Tesla Motors makes highly innovative, fully electrical cars that have had issues gaining domestic market traction (though they’ve been a big hit in Norway); Tesla takes the interesting approach of only selling direct to its customers to save commissions and keep costs down. However, most U.S. states limit or ban direct-to-consumer car sales.
Although Tesla has followed the typical Silicon Valley approach to marketing new technology (aiming for affluent buyers first, then broadening offerings to more middle-income buyers as technology is finessed, like with cell phones), it has from the outset been guided by the goal of hastening electric vehicle technology throughout the world.
That technology was nearly crushed by the U.S. automotive industry in the mid-1990s, as outlined by the documentary Who Killed the Electric Car. The film details the roles of automobile manufacturers, the oil industry, the U.S. government, the California government and consumers in first fostering and then curtailing the development and adoption of electric vehicles.
Nearly 5000 electric cars were designed and manufactured by a handful of makers, only to be recalled and destroyed (a few were donated to museums and educational institutions). Tesla introduced its Roadster — which uses an alternative battery technology and an AC motor descended directly from Nikola Tesla’s original 1882 design — two years after the film’s release.
General Motors’ former vice president told The New Yorker in 2009, “All the geniuses here at General Motors kept saying lithium-ion technology is 10 years away, and Toyota agreed with us — and boom, along comes Tesla. So I said, ‘How come some tiny little California startup, run by guys who know nothing about the car business, can do this, and we can’t?’ That was the crowbar that helped break up the log jam.”
Telsa Motors, in being a tech startup rather than an established auto manufacturer entwined with the oil industry, seems to be at an advantage in the electric car field, sharing a philosophy that’s closer to that held by many Internet pioneers rather than old-school industrialists.

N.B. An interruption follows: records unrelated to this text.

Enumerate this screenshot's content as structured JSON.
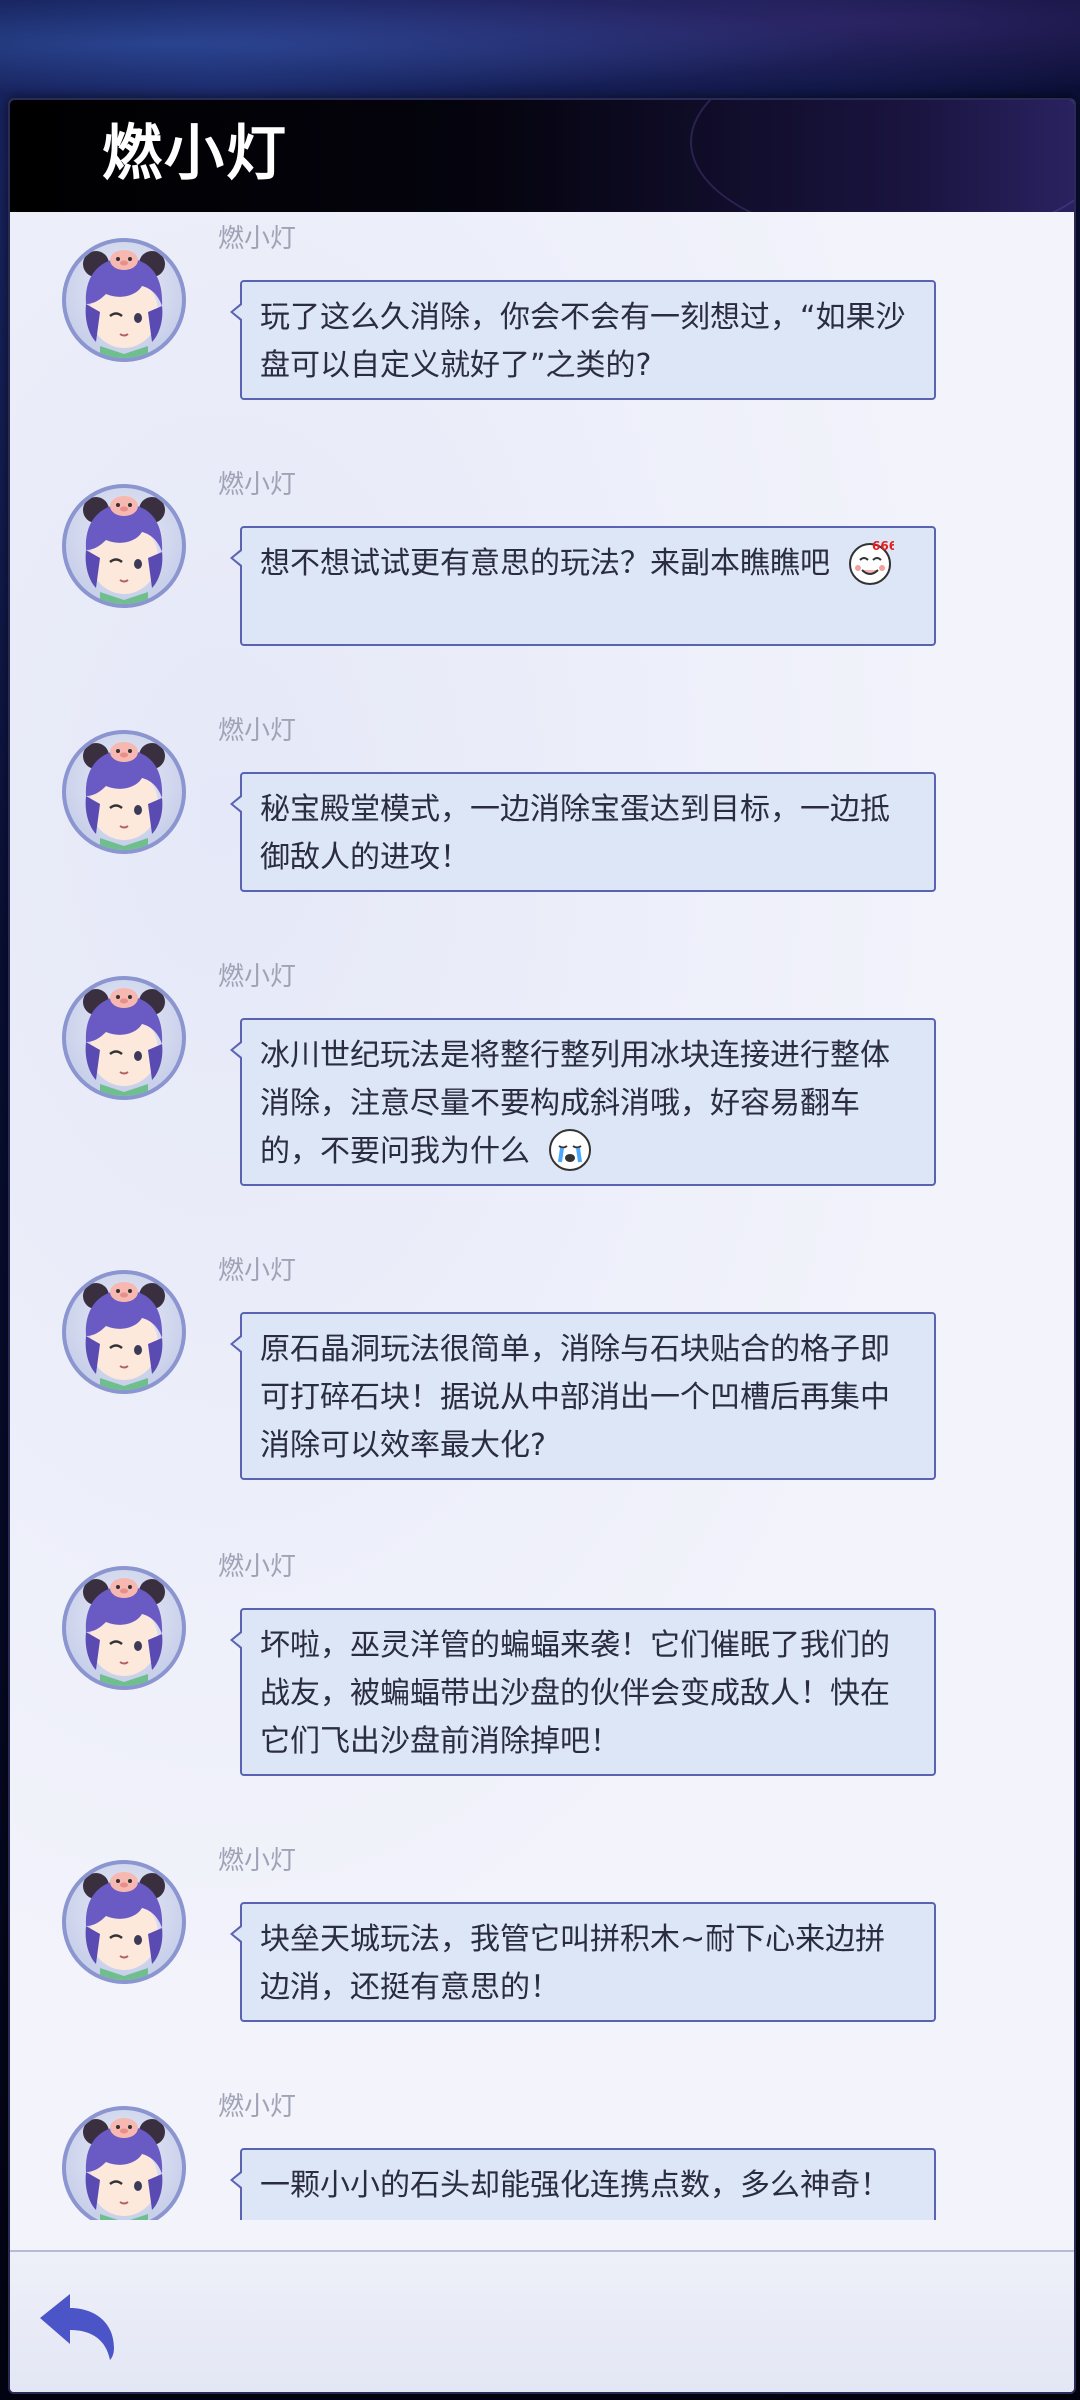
{
  "header": {
    "title": "燃小灯"
  },
  "messages": [
    {
      "sender": "燃小灯",
      "text": "玩了这么久消除，你会不会有一刻想过，“如果沙盘可以自定义就好了”之类的?",
      "emoji": ""
    },
    {
      "sender": "燃小灯",
      "text": "想不想试试更有意思的玩法？来副本瞧瞧吧",
      "emoji": "666-face"
    },
    {
      "sender": "燃小灯",
      "text": "秘宝殿堂模式，一边消除宝蛋达到目标，一边抵御敌人的进攻！",
      "emoji": ""
    },
    {
      "sender": "燃小灯",
      "text": "冰川世纪玩法是将整行整列用冰块连接进行整体消除，注意尽量不要构成斜消哦，好容易翻车的，不要问我为什么",
      "emoji": "crying-face"
    },
    {
      "sender": "燃小灯",
      "text": "原石晶洞玩法很简单，消除与石块贴合的格子即可打碎石块！据说从中部消出一个凹槽后再集中消除可以效率最大化?",
      "emoji": ""
    },
    {
      "sender": "燃小灯",
      "text": "坏啦，巫灵洋管的蝙蝠来袭！它们催眠了我们的战友，被蝙蝠带出沙盘的伙伴会变成敌人！快在它们飞出沙盘前消除掉吧！",
      "emoji": ""
    },
    {
      "sender": "燃小灯",
      "text": "块垒天城玩法，我管它叫拼积木~耐下心来边拼边消，还挺有意思的！",
      "emoji": ""
    },
    {
      "sender": "燃小灯",
      "text": "一颗小小的石头却能强化连携点数，多么神奇！",
      "emoji": ""
    }
  ],
  "emoji_labels": {
    "666-face": "666"
  },
  "footer": {
    "back_icon": "back-arrow-icon"
  },
  "colors": {
    "bubble_bg": "#dde6f6",
    "bubble_border": "#5a63b2",
    "back_arrow": "#4c55c8",
    "sender_text": "#a0a3b6"
  }
}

Tesla CEO Elon Musk wrote on the company blog that the patents were being released “in the spirit of the open source movement, for the advancement of electric vehicle technology.”
“By opening its patents, Tesla rightly realizes it’s better to be the best product in a large industry than the only product in a niche one,” noted Silicon Valley entrepreneur Aaron Levie.
The planet’s environment stands to be the biggest beneficiary: electric cars make up less than 1% of U.S. sales, partly due to concerns about their range and charging station availability (not to mention industry’s setback in the 1990s).
Tesla Motors has also built a network of fast-charging Supercharger stations to facilitate longer distance journeys in their Model S (Tesla’s luxury sedan and second model, after the high-end Roadster sports car; a lower-price, higher-volume model is in the works).
As of May 2014, there are at least 90 Supercharger stations across the U.S., with all stations in the West Coast corridor supplied by solar power. Solar is the target source for all Supercharger stations, which Musk asserts will always be free for all Tesla owners to use.
Tesla’s earliest patent (out of 203 patents, with another 280 pending) expires in 2026 — at which point collaborations on cars at lower-than-luxury price points could put Tesla’s technology in the hands of significantly more climate-conscious drivers.